Magneto-optics of dichroic chiral photonic crystals: resonant diffraction transmission and higher-order reflections at grazing angles

TL;DR

This paper explores the magneto-optical properties of dichroic cholesteric liquid crystals under oblique incidence, revealing unique diffraction phenomena and the potential for tunable narrowband optical filters.

Contribution

It introduces the analysis of magneto-optical effects in dichroic cholesteric liquid crystals using the Berreman method, highlighting resonant diffraction and Dirac points at grazing angles.

Findings

Resonant Bragg diffraction transmission observed at oblique incidence.

Appearance of Dirac points in spectra under magnetic field.

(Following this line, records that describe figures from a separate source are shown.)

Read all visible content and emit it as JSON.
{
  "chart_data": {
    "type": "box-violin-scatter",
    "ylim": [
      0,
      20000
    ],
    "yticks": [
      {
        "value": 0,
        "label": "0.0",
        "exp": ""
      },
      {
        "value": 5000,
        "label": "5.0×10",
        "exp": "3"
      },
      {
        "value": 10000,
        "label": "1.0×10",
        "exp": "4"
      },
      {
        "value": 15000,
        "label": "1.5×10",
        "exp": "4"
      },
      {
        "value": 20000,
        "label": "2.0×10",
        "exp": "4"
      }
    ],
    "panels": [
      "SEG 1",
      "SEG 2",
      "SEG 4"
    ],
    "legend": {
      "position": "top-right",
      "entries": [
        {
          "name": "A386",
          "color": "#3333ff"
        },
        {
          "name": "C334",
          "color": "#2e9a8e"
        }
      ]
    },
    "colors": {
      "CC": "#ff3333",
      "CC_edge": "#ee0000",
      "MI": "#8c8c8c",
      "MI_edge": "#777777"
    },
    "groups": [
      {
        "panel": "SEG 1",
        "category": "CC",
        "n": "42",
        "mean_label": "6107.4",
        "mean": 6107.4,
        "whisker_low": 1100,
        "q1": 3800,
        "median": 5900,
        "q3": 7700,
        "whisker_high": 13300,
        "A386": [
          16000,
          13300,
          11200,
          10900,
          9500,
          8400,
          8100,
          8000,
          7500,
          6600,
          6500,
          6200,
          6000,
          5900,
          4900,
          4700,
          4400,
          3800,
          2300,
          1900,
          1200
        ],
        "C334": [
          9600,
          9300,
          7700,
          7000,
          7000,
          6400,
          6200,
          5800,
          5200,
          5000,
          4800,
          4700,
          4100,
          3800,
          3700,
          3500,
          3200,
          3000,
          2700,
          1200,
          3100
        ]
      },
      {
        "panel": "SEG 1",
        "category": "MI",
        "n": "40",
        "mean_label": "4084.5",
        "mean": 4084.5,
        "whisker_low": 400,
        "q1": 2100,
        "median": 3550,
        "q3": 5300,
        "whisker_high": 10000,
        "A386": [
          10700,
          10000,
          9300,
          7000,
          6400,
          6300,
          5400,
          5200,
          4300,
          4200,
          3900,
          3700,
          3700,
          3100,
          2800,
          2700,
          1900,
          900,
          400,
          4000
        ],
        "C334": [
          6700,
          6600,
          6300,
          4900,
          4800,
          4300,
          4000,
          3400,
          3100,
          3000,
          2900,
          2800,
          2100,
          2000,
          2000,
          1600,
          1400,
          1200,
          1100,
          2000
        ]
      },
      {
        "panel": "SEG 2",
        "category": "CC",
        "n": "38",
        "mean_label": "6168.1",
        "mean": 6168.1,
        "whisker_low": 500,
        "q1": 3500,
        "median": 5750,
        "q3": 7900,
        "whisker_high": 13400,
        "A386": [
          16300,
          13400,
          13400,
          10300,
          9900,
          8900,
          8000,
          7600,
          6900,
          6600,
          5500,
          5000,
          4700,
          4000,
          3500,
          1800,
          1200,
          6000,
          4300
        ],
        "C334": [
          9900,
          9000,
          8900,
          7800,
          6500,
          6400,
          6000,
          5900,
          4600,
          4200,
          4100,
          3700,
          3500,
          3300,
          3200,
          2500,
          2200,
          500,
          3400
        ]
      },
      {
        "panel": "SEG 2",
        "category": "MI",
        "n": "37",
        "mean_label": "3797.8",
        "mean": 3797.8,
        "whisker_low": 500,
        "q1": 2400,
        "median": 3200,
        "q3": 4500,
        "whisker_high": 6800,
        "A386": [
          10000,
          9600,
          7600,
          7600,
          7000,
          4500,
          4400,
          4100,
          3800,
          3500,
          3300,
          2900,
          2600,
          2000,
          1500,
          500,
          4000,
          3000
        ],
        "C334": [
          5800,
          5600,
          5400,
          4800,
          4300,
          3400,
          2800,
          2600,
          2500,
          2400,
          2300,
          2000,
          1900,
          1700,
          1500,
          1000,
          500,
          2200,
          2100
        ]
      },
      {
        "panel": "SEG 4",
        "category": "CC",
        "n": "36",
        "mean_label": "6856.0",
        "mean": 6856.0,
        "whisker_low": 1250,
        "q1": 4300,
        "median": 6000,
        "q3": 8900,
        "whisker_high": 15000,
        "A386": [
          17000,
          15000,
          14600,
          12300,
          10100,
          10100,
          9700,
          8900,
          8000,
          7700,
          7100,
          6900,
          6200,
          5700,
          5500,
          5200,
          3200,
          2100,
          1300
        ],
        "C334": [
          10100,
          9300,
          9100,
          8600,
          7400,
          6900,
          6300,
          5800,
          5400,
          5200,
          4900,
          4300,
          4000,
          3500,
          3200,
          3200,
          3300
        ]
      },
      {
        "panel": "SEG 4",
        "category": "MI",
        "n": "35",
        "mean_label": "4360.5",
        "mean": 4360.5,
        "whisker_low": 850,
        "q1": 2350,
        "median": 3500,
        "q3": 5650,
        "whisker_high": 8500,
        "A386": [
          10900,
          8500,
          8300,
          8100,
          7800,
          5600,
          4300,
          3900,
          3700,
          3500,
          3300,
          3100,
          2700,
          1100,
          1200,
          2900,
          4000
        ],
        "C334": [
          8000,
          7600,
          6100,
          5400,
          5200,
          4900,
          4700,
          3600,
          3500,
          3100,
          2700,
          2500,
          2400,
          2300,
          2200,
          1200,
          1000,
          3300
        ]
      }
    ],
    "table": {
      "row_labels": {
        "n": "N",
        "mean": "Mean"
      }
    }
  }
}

Magnetic field suppresses polarization shift from circular to linear.

Abstract

Magneto-optical effects in structured anisotropic media have attracted significant attention due to their potential in tunable photonic devices. In particular, dichroic cholesteric liquid crystals (i.e., cholesterics in which the real parts of the local dielectric permeability tensor are equal each other, and the imaginary parts differ) provide a unique system in which absorption anisotropy rather than anisotropy of real pars of the local dielectric permeability controls the optical response. In this work, we investigated the magneto-optical properties of dichroic cholesteric liquid crystals under oblique light incidence. To analyze the optical characteristics, we used the Berreman method, which is a matrix approach to solving Maxwell's equations. The unique properties of such structures were revealed, namely, resonant Bragg diffraction transmission instead of diffraction reflection and higher orders of diffraction reflection under oblique light incidence at grazing angles. It was shown that at light oblique incidence in the presence of an external magnetic field, new Dirac points appear in the spectra of such structures at each order of diffraction reflection. Furthermore, it is shown that an external magnetic field suppresses the shift of the polarization of eigenmodes from circular to linear polarization as the angle of incidence increases. This system can be used as a narrowband filter with a widely tunable wavelength.